Benia z działek-u mnie-2 koty znalazły domy,Szafran szuka...

Kocie pogawędki

Moderatorzy: Estraven, Moderatorzy

Post » Nie mar 11, 2007 18:39

Sytuacja zmieniła się nieco od mojego pierwszego postu na ten temat. Co tydzień ponawiałyśmy z Otką albo ze znajomą karmicielką próby złapania kolejnej kotki, niestety nie udało się. W tym tygodniu w weekend nie pojechałam już na działki - straciłam wiarę w złapanie kotki, a na działki pojechała wreszcie pani, od której się zaczęło.
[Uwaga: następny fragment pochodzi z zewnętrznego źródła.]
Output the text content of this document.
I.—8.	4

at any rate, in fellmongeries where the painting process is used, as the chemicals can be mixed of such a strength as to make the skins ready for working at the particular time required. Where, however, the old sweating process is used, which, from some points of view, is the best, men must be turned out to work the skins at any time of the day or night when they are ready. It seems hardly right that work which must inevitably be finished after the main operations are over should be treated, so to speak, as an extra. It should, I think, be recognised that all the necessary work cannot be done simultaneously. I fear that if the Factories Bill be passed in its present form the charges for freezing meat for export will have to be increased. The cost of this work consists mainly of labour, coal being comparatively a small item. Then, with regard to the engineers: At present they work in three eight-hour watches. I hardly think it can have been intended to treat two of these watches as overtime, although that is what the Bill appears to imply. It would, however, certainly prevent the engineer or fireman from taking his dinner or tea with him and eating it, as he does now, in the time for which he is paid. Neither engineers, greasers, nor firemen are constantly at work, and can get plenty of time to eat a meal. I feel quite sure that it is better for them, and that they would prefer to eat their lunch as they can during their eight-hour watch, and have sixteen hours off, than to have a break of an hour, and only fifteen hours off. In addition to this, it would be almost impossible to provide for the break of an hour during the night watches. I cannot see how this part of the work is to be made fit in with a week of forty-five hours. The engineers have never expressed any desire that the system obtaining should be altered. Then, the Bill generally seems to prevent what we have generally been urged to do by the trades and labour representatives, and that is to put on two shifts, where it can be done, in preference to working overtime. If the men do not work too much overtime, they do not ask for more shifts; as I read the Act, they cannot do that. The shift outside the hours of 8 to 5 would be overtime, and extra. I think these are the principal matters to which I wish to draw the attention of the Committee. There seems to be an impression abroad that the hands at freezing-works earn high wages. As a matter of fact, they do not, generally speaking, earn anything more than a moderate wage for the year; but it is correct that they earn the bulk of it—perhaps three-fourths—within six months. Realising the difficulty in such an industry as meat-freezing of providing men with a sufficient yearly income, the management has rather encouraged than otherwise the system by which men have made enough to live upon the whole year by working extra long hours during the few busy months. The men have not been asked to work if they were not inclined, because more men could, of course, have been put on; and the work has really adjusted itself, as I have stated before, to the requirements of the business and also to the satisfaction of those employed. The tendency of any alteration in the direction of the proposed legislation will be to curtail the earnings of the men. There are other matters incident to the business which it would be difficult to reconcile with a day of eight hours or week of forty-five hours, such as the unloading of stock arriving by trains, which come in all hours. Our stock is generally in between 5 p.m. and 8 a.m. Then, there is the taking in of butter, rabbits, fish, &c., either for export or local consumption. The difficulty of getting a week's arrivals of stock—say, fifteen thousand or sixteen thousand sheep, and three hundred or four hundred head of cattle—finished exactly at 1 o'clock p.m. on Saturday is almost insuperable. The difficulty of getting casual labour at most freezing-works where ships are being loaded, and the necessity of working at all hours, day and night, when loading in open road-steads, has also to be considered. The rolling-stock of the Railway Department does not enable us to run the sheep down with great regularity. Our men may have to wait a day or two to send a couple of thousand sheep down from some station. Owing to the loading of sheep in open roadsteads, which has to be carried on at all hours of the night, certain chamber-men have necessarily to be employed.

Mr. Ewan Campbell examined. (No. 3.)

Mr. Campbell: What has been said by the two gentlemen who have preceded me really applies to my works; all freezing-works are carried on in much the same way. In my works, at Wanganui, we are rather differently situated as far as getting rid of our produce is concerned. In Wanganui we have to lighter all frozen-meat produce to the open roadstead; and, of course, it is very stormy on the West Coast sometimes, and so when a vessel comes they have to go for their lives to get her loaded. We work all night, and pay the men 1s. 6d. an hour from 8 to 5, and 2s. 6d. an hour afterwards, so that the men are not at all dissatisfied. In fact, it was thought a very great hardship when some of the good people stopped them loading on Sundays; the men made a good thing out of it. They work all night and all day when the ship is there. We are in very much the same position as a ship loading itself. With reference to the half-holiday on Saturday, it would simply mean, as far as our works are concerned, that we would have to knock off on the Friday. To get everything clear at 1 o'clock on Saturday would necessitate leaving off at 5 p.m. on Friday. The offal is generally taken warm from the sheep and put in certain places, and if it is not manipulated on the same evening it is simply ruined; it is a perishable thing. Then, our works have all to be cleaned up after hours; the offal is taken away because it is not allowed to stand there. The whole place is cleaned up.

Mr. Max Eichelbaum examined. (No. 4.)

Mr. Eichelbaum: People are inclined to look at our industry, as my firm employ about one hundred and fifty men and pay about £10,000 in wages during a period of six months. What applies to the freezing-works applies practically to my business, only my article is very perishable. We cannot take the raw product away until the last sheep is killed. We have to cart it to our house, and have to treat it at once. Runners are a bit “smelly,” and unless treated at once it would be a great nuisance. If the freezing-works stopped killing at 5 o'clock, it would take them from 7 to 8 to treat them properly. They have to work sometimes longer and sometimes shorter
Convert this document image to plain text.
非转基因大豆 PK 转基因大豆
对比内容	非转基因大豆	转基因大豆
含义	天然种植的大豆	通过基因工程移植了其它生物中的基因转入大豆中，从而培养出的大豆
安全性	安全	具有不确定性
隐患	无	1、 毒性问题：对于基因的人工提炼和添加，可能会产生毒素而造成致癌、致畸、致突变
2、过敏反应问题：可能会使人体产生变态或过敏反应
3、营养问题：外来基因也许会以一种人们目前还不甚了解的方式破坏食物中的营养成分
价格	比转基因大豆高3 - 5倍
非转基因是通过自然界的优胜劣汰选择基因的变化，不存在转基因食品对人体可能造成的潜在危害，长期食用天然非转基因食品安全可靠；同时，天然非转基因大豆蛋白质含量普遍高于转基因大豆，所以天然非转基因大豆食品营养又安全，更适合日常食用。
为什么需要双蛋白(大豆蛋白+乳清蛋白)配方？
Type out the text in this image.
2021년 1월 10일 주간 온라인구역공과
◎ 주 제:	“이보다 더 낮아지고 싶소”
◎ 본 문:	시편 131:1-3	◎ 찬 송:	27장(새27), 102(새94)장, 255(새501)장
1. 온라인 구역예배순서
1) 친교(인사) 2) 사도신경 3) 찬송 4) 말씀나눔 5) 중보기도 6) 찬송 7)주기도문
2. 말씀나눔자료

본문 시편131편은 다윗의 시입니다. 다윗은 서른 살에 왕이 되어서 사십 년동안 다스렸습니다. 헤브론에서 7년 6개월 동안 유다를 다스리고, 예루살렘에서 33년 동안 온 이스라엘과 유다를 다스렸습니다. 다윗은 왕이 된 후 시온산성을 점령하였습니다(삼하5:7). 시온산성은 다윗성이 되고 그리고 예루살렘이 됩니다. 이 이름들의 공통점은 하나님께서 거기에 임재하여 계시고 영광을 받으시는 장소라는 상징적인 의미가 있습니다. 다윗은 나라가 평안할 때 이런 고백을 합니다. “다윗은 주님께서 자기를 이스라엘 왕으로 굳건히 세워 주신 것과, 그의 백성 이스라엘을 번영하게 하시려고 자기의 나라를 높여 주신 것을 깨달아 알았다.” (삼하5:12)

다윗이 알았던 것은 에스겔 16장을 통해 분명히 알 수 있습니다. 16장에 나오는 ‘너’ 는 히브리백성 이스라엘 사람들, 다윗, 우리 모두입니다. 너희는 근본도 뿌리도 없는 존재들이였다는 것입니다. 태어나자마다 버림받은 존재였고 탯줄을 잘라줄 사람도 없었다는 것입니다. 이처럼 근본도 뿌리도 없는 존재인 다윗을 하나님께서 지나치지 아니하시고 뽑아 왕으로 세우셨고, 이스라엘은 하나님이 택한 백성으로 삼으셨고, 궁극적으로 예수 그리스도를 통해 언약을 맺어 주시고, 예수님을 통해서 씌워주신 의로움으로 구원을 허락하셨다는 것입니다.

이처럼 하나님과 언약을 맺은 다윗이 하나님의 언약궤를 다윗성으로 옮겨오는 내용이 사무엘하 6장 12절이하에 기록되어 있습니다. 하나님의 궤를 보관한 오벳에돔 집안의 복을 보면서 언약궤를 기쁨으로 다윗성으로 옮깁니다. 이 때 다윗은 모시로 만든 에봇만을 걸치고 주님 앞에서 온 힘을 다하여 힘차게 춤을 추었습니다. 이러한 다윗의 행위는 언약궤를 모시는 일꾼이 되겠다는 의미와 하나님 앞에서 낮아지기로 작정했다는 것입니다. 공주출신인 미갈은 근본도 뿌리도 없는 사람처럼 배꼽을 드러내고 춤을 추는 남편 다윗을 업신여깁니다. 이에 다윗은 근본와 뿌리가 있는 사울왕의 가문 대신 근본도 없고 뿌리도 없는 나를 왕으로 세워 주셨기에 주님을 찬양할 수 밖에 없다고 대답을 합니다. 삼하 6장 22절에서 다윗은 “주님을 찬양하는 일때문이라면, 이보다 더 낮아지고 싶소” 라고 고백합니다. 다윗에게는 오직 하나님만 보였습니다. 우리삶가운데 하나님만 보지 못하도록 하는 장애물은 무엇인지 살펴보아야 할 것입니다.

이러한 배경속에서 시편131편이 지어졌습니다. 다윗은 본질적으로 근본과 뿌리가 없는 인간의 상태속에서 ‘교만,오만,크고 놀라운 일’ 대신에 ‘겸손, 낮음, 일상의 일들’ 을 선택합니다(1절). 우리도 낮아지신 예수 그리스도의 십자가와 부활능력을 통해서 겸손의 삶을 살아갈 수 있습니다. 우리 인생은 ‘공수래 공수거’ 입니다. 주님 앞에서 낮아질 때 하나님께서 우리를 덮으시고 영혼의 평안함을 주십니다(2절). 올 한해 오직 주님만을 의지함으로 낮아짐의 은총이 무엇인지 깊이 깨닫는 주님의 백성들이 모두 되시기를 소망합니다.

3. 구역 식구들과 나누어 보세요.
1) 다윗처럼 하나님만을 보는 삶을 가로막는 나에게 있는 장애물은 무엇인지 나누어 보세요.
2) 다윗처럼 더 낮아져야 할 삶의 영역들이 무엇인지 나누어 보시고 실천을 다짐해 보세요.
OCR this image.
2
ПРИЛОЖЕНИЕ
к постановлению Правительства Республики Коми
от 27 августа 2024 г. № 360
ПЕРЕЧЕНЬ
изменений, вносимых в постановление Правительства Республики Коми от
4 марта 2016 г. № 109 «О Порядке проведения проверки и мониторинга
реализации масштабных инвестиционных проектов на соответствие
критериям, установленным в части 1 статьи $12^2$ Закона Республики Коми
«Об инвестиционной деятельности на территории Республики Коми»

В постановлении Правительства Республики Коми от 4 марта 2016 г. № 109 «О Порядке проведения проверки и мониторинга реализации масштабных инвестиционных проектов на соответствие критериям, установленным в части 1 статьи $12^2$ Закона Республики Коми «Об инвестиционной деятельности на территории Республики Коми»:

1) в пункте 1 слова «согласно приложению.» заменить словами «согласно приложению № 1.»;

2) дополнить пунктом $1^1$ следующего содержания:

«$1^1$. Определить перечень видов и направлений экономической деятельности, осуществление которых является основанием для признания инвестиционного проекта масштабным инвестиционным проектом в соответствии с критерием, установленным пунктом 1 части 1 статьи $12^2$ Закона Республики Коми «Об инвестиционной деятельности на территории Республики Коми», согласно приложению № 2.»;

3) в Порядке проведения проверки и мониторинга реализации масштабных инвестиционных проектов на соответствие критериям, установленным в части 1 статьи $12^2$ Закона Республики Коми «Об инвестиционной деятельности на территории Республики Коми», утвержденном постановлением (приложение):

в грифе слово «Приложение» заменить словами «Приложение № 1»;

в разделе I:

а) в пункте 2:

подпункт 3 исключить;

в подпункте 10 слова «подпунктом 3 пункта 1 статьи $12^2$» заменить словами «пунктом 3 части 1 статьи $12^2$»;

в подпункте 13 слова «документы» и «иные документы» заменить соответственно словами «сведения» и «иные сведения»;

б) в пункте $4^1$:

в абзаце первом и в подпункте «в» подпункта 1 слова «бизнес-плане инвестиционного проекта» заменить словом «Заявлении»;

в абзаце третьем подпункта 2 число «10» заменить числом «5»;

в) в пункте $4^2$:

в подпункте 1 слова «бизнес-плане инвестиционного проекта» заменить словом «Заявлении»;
Pani Halinie zdjęli wreszcie gips z nogi i pojechała w sobotę uporządkować działkę, na którą szuka kupca i przy okazji wzięła karmę dla kotów, więc miałam z głowy wypad.
Przy okazji pani Halina zaliczyła opiernicz od włacicieli działki z naprzeciwka, gdzie zawsze z Otką lub panią Emilką zamieszczałyśmy koci bufet pod tarasem - tam czekało najwięcej kotów. Faktycznie, tydzień temu widział mnie i Otkę na tej działce jeden pan, nawet nam się ukłonił. Opowiedział o tym właścicielom tej działki, że wydaje mu się, że jestem córką pani Haliny...Ludziom tym nie podobało się, że karmimy tam koty, bo koty się tam załatwiały i wogóle sobie nie życzą kocich misek, karmy, odchodów i samych kotów na działce. Nie mogli pojąć tragizmu sytuacji, że koty opuszczone, śnieg, mróz, itp. Pani Halina powiedziała, że my jesteśmy nie żadną rodziną, tylko wolontariuszkami, które opiekowały się kotami zimą, bo koty były innym obojętne, ale obiecała, że już to się nie powtórzy. Będzie to zresztą niemożliwe, bo zaczął się sezon i na działkach pojawia się coraz więcej działkowiczów, którzy mogą nas przegonić. Z tego co wiem, niektórzy karmią koty, jak są na działkach. Pani Halina dopóki nie sprzeda działki też zajmie się kotami. Kotów zresztą podobno pani Halina nie widziała, chociaż przeszła się po działkach...Pochowały się gdzieś, może poszły na polowanie?
Zaczynam rozumieć, że moja (nasza) rola się skończyła. Szczerze mówiąc czuję, że nic już nie mogę zrobić. Nie pokastruję wszystkich kotów tam, nie mam czasu i pieniedzy. Mogę tam jeździć tylko w sobotę lub niedzielę, a i teraz też nie bardzo, bo działkowicze mogą pytać kim jestem i kto mi dał klucze. Pani Halina nie chce wchodzić z nimi w konflikty. Czuję pewien niedosyt, wydaje mi się, że można było zrobić więcej - udało się uratować 4 koty: Benię, która jest u mnie i 3 maluchy, z których tylko jeden jeszcze szuka domu: Szafranek u Myszy:
http://forum.miau.pl/viewtopic.php?t=55 ... ht=szafran

Reszta jest praktycznie dzika i nie ma chetnych na oswajanie dorosłych kotów, zresztą nie jest to łatwe. Można być natomiast pewnym, że latem będzie tam wysyp kociąt...Na jesieni pewnie znowu zacznę jeździć je karmić, jak beztroscy działkowicze wrócą do miasta...

Takie jest życie :?

Mimisia

 
Posty: 7221
Od: Nie lut 05, 2006 11:27
Lokalizacja: Mińsk Mazowiecki

Post » Nie mar 11, 2007 19:08

Szkoda - miałam nadzieję, że dzialkowicze będą zainteresowani w rozwiązaniu problemu.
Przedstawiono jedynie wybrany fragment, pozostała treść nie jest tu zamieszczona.